Identification and Validation of PCAT14 as Prognostic Biomarker in Prostate Cancer

• Published in: Neoplasia (New York, N.Y.) Vol. 18; no. 8; pp. 489 - 499
• Main Authors: Shukla, Sudhanshu, Zhang, Xiang, Niknafs, Yashar S, Xiao, Lanbo, Mehra, Rohit, Cieślik, Marcin, Ross, Ashley, Schaeffer, Edward, Malik, Bhavna, Guo, Shuling, Freier, Susan M, Bui, Huynh-Hoa, Siddiqui, Javed, Jing, Xiaojun, Cao, Xuhong, Dhanasekaran, Saravana M, Feng, Felix Y, Chinnaiyan, Arul M, Malik, Rohit
• Format: Journal Article
• Language: English
• Published: United States Elsevier Inc 01.08.2016; Elsevier
• Subjects: Biomarkers, Tumor; Cell Line, Tumor; Cluster Analysis; Disease Progression; Follow-Up Studies; Gene Expression Profiling; Gene Expression Regulation, Neoplastic; Gene Knockdown Techniques; Humans; In Situ Hybridization; Kaplan-Meier Estimate; Male; Neoplasm Grading; Neoplasm Recurrence, Local; Oncology; Prognosis; Prostatic Neoplasms - genetics; Prostatic Neoplasms - mortality; Prostatic Neoplasms - pathology; Reproducibility of Results; RNA Transport; RNA, Long Noncoding - genetics; RNA, Long Noncoding - metabolism
• ISSN: 1476-5586; 1522-8002; 1476-5586
• DOI: 10.1016/j.neo.2016.07.001

Abstract Rapid advances in the discovery of long noncoding RNAs (lncRNAs) have identified lineage- and cancer-specific biomarkers that may be relevant in the clinical management of prostate cancer (PCa).
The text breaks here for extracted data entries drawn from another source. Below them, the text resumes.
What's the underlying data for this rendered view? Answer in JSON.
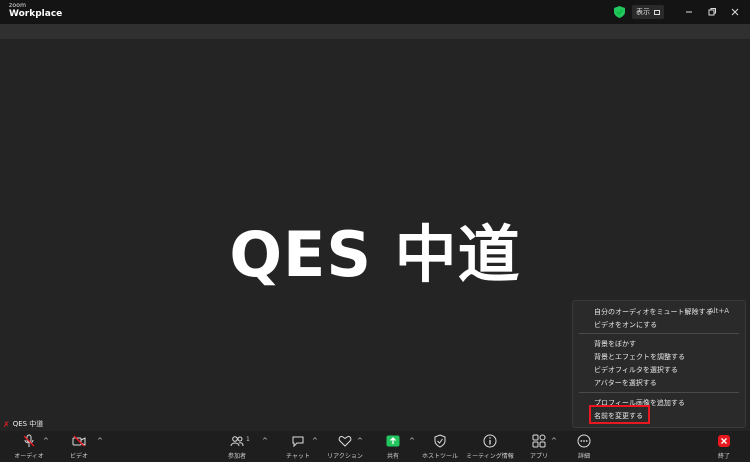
{
  "app": {
    "logo_top": "zoom",
    "logo_bottom": "Workplace",
    "view_label": "表示"
  },
  "participant": {
    "display_name": "QES 中道",
    "name_tag": "QES 中道"
  },
  "menu": {
    "mute_label": "自分のオーディオをミュート解除する",
    "mute_shortcut": "Alt+A",
    "video_on_label": "ビデオをオンにする",
    "blur_label": "背景をぼかす",
    "bg_effects_label": "背景とエフェクトを調整する",
    "filter_label": "ビデオフィルタを選択する",
    "avatar_label": "アバターを選択する",
    "profile_pic_label": "プロフィール画像を追加する",
    "rename_label": "名前を変更する"
  },
  "toolbar": {
    "audio": "オーディオ",
    "video": "ビデオ",
    "participants": "参加者",
    "participants_count": "1",
    "chat": "チャット",
    "reactions": "リアクション",
    "share": "共有",
    "host_tools": "ホストツール",
    "meeting_info": "ミーティング情報",
    "apps": "アプリ",
    "more": "詳細",
    "end": "終了"
  },
  "colors": {
    "accent_red": "#e8181e",
    "share_green": "#22c55e",
    "shield_green": "#22c55e"
  }
}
Here we assembled and analyzed a large RNA-seq dataset, from 585 patient samples, including benign prostate tissue and both localized and metastatic PCa to discover and validate differentially expressed genes associated with disease aggressiveness. We performed Sample Set Enrichment Analysis (SSEA) and identified genes associated with low versus high Gleason score in the RNA-seq database. Comparing Gleason 6 versus 9+ PCa samples, we identified 99 differentially expressed genes with variable association to Gleason grade as well as robust expression in prostate cancer. The top-ranked novel lncRNA PCAT14, exhibits both cancer and lineage specificity. On multivariate analysis, low PCAT14 expression independently predicts for BPFS ( P = .00126), PSS ( P = .0385), and MFS ( P = .000609), with trends for OS as well ( P = .056). An RNA in-situ hybridization (ISH) assay for PCAT14 distinguished benign vs malignant cases, as well as high vs low Gleason disease. PCAT14 is transcriptionally regulated by AR, and endogenous PCAT14 overexpression suppresses cell invasion. Thus, Using RNA-sequencing data we identify PCAT14, a novel prostate cancer and lineage-specific lncRNA. PCAT14 is highly expressed in low grade disease and loss of PCAT14 predicts for disease aggressiveness and recurrence.